The MoneyWalkers just returned from a five-day mini vacation to the beaches of Destin, FL with three other couples—great friends. We have been taking this twice yearly trip for several years. We all met years ago at the University of New Orleans’ Faculty Women’s Club. Five of us are professors and all are teachers, three from public schools. Although representing different disciplines, our long friendship is due in part to a respective appreciation of statistics.

At Destin, the women enjoy shopping and the men hang out, take walks, philosophy, and read. Two of us enjoy checking out the thrift stores for used books and brick-a-brac treasures (the MoneyWalker collects small ducks, small boats, and cassette tape recordings).
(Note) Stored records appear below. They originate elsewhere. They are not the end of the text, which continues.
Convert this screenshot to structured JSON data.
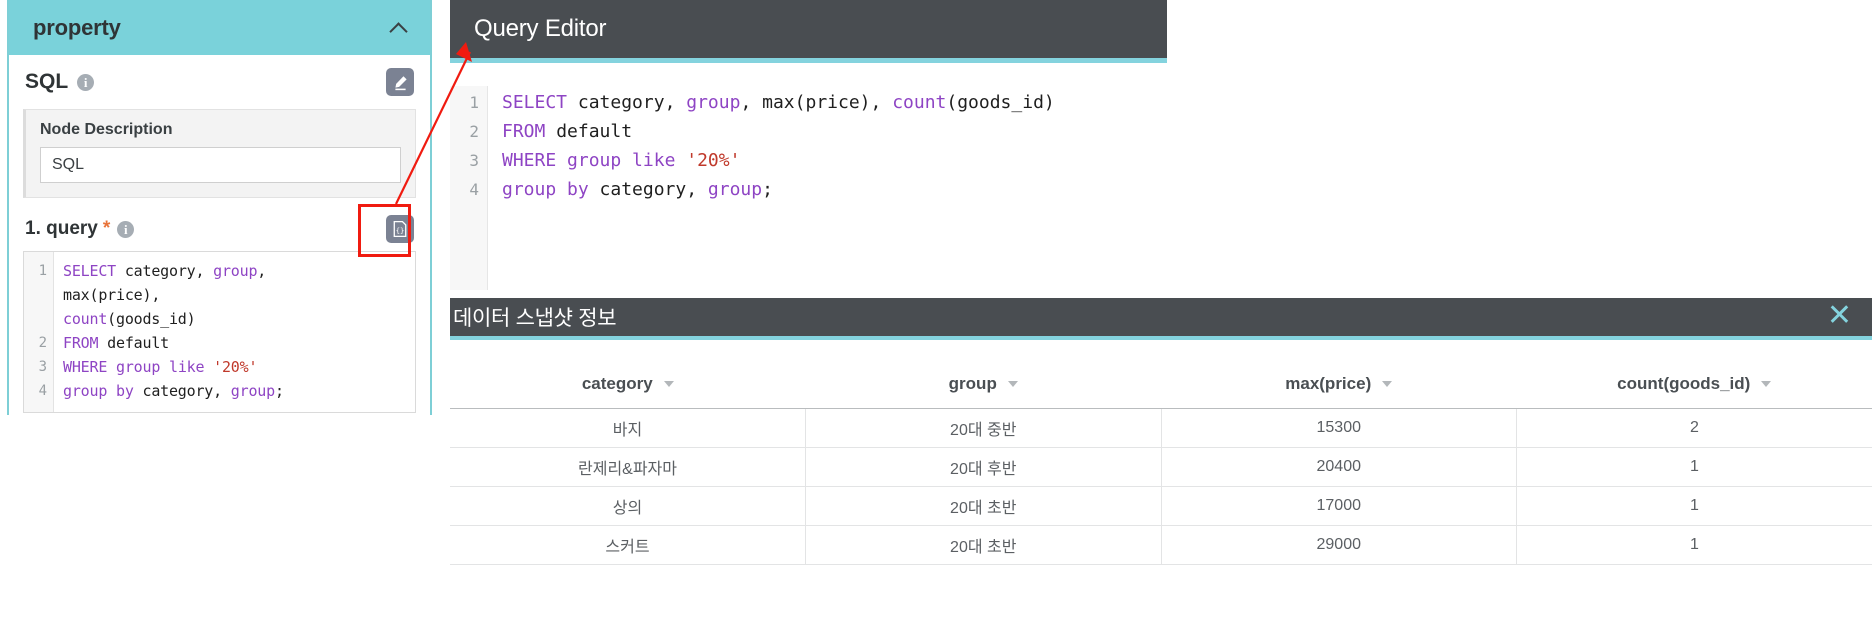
{
  "property_panel": {
    "title": "property",
    "collapse_icon": "chevron-up-icon",
    "sql_section": {
      "label": "SQL",
      "info_icon": "info-icon",
      "edit_icon": "pencil-edit-icon"
    },
    "node_description": {
      "label": "Node Description",
      "value": "SQL"
    },
    "query_field": {
      "label": "1. query",
      "required_mark": "*",
      "info_icon": "info-icon",
      "open_editor_icon": "code-braces-document-icon"
    },
    "code_lines": [
      {
        "number": "1",
        "tokens": [
          {
            "t": "SELECT",
            "c": "kw"
          },
          {
            "t": " category, ",
            "c": "idt"
          },
          {
            "t": "group",
            "c": "kw"
          },
          {
            "t": ",",
            "c": "idt"
          }
        ]
      },
      {
        "number": "",
        "tokens": [
          {
            "t": "max",
            "c": "idt"
          },
          {
            "t": "(price),",
            "c": "idt"
          }
        ]
      },
      {
        "number": "",
        "tokens": [
          {
            "t": "count",
            "c": "kw"
          },
          {
            "t": "(goods_id)",
            "c": "idt"
          }
        ]
      },
      {
        "number": "2",
        "tokens": [
          {
            "t": "FROM",
            "c": "kw"
          },
          {
            "t": " default",
            "c": "idt"
          }
        ]
      },
      {
        "number": "3",
        "tokens": [
          {
            "t": "WHERE ",
            "c": "kw"
          },
          {
            "t": "group like ",
            "c": "kw"
          },
          {
            "t": "'20%'",
            "c": "str"
          }
        ]
      },
      {
        "number": "4",
        "tokens": [
          {
            "t": "group by",
            "c": "kw"
          },
          {
            "t": " category, ",
            "c": "idt"
          },
          {
            "t": "group",
            "c": "kw"
          },
          {
            "t": ";",
            "c": "idt"
          }
        ]
      }
    ]
  },
  "query_editor": {
    "title": "Query Editor",
    "code_lines": [
      {
        "number": "1",
        "tokens": [
          {
            "t": "SELECT",
            "c": "kw"
          },
          {
            "t": " category, ",
            "c": "idt"
          },
          {
            "t": "group",
            "c": "kw"
          },
          {
            "t": ", ",
            "c": "idt"
          },
          {
            "t": "max",
            "c": "idt"
          },
          {
            "t": "(price), ",
            "c": "idt"
          },
          {
            "t": "count",
            "c": "kw"
          },
          {
            "t": "(goods_id)",
            "c": "idt"
          }
        ]
      },
      {
        "number": "2",
        "tokens": [
          {
            "t": "FROM",
            "c": "kw"
          },
          {
            "t": " default",
            "c": "idt"
          }
        ]
      },
      {
        "number": "3",
        "tokens": [
          {
            "t": "WHERE ",
            "c": "kw"
          },
          {
            "t": "group like ",
            "c": "kw"
          },
          {
            "t": "'20%'",
            "c": "str"
          }
        ]
      },
      {
        "number": "4",
        "tokens": [
          {
            "t": "group by",
            "c": "kw"
          },
          {
            "t": " category, ",
            "c": "idt"
          },
          {
            "t": "group",
            "c": "kw"
          },
          {
            "t": ";",
            "c": "idt"
          }
        ]
      }
    ]
  },
  "snapshot": {
    "title": "데이터 스냅샷 정보",
    "close_icon": "close-x-icon",
    "columns": [
      "category",
      "group",
      "max(price)",
      "count(goods_id)"
    ],
    "rows": [
      [
        "바지",
        "20대 중반",
        "15300",
        "2"
      ],
      [
        "란제리&파자마",
        "20대 후반",
        "20400",
        "1"
      ],
      [
        "상의",
        "20대 초반",
        "17000",
        "1"
      ],
      [
        "스커트",
        "20대 초반",
        "29000",
        "1"
      ]
    ]
  },
  "annotation": {
    "highlight_color": "#f01b10",
    "arrow_color": "#f01b10"
  },
  "colors": {
    "teal": "#7ad2da",
    "dark_header": "#494d51",
    "accent_underline": "#84d3de",
    "keyword": "#8e44c4",
    "string": "#c0392b"
  }
}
One book from an earlier post was _Perfect Weight_ by Rubin Jordan, 2008 (Siloam Publishing). Chapter 11, “Think for Your Perfect Weight” reminded me of interactive statistics and weight loss.

The chapter featured a testimonial by Carol Green, and executive chef from South Africa. Carol, after years of dieting and sporadic exercise still found herself to be consistently 20 lbs overweigh. She finally found a third step that has brought her back to her perfect weight—to eat while relaxed: “How you receive your food is important. Make every meal an occasion. Pray over your food. Eat calmly. Eat with joy every bite.” It was the interaction of diet, exercise, and stress management that produced the desired result.
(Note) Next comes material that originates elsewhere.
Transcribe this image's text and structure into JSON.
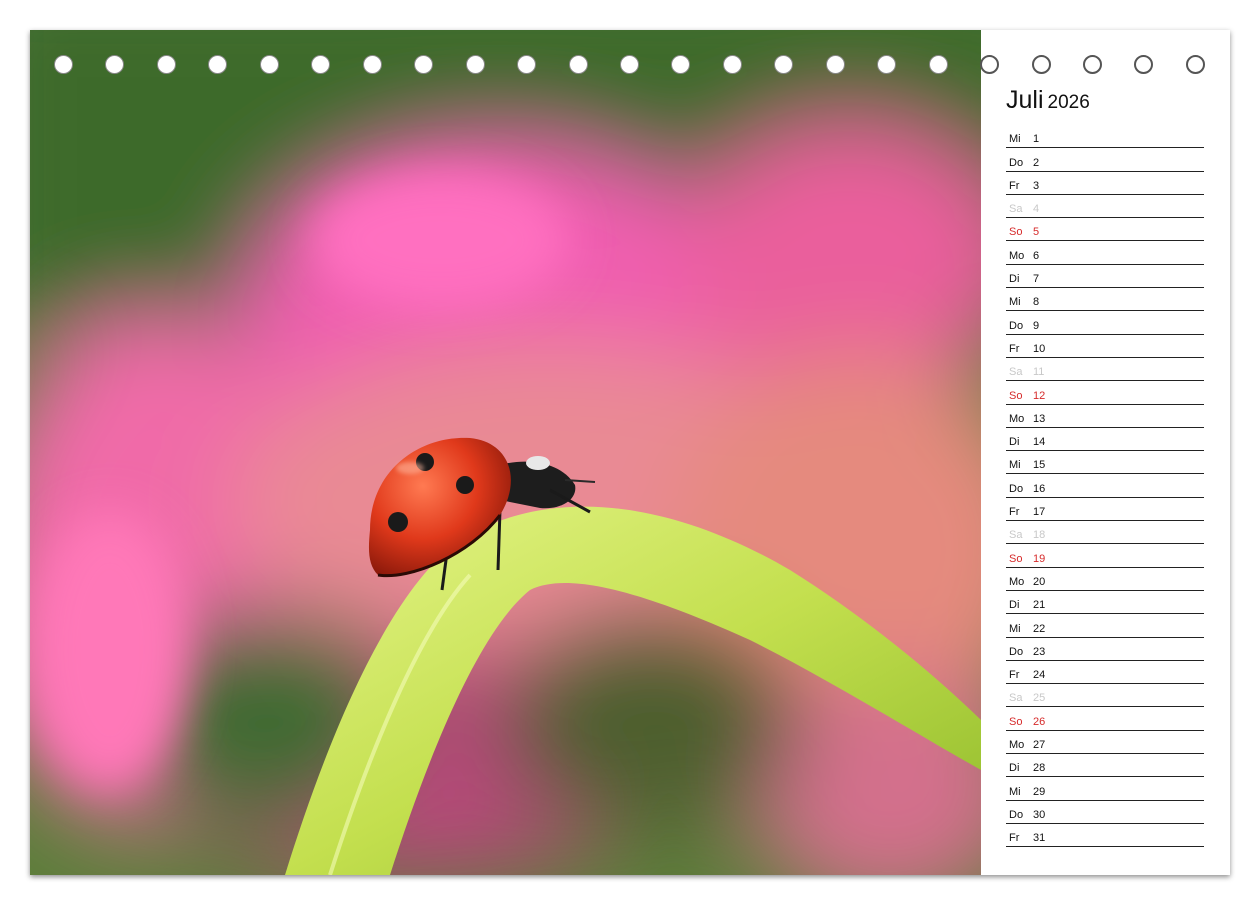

She noted while studying to be a chef in Lyon, France that most French citizens eat hearty amounts of eggs, butter, and cream, but weren’t overweight. She noted that “French people ate their meals sitting down. They weren’t in a hurry to eat, preferring stimulating discussion and a leisurely pace with their knife and fork along with a glass of Bordeaux, even in the middle of the afternoon. No matter what they had pressing on their schedules, the French took their time whenever a meal was served.” We Americans can learn from the French. Too often, we eat on the run, wolf down our meals, and fail to appreciate the food or the time to prepare it.

In summary, it is the statistical interaction effect that might be missing from our attempt to lose weight. It is not just exercise and diet that needs our attention, but also stress free eating. Why not eat better food, sitting down, while enjoying stress-free and stimulating conversation.